Anonymous wrote:
It will get better once you can find medication which helps.
Honestly it doesn't always get better. I'm not sure why people keep insisting it does. It might get better with medication and therapy, but it might not. Sometimes therapy makes things worse.
NP. Therapy requires commitment. If things are worse, it is a temporary part of the healing and recovery process. Much like the cleansing of a wound before stitching and the pain around it vs what the method (painful esp without medicine during the transformation/surgical process) ans not worth what you’ve already sustained with your dirty and imperfectly ripped would.
Medicine for your mind is nothing to play with. Yes, it takes time and that amount can vary; it can feel really low before things normalize and are better. But with a trained professional and good medical practitioner in psychiatry, that understands the mind and it’s functional capacity and paths to supporting neurological repair —- the low points will be fewer and farther between than the good normal and eventually high points again.

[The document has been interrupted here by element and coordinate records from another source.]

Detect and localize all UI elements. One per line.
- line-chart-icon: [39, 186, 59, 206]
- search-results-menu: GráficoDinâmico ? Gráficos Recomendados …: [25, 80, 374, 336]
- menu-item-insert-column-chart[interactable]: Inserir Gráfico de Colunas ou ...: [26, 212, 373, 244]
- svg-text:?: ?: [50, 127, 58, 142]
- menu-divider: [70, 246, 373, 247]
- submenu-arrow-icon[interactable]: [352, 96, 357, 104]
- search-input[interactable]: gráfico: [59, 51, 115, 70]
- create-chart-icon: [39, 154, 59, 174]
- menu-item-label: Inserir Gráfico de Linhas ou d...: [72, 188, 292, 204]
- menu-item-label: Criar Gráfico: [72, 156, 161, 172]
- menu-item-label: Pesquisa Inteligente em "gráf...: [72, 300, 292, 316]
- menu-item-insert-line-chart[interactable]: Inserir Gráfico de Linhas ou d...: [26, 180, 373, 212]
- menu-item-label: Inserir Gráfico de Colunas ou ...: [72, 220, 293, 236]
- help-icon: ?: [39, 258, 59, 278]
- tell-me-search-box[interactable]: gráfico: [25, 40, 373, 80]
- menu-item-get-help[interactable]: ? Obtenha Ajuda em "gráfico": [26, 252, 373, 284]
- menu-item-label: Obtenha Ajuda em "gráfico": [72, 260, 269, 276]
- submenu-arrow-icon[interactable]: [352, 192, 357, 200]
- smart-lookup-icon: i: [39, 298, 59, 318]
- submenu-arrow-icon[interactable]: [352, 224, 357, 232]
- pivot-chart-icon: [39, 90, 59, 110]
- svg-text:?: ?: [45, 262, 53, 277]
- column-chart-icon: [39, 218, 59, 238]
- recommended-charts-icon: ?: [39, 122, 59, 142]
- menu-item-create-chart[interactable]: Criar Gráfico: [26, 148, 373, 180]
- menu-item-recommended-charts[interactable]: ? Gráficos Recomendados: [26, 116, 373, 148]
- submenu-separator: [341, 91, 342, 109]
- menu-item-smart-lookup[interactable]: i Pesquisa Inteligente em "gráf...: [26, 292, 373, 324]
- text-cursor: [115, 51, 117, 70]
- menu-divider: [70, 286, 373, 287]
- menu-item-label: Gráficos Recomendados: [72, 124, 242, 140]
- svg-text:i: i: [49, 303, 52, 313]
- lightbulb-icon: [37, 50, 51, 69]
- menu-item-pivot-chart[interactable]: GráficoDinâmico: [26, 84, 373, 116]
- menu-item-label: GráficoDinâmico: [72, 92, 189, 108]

Even “treatment resistant” depression is a priority for research, there are often new findings supporting off label use of drugs around for many years - things aren’t how they used to be. So please stay encouraged. There were times when I was so close to the end and my only hope was that there was a treatment, somewhere, somehow, that I could receive. The circumstances aren’t so dire where things don’t get better with medicine, because they truly do. It’s just the path of discovery of the right medicine for the patient than can be tricky depending on their profile.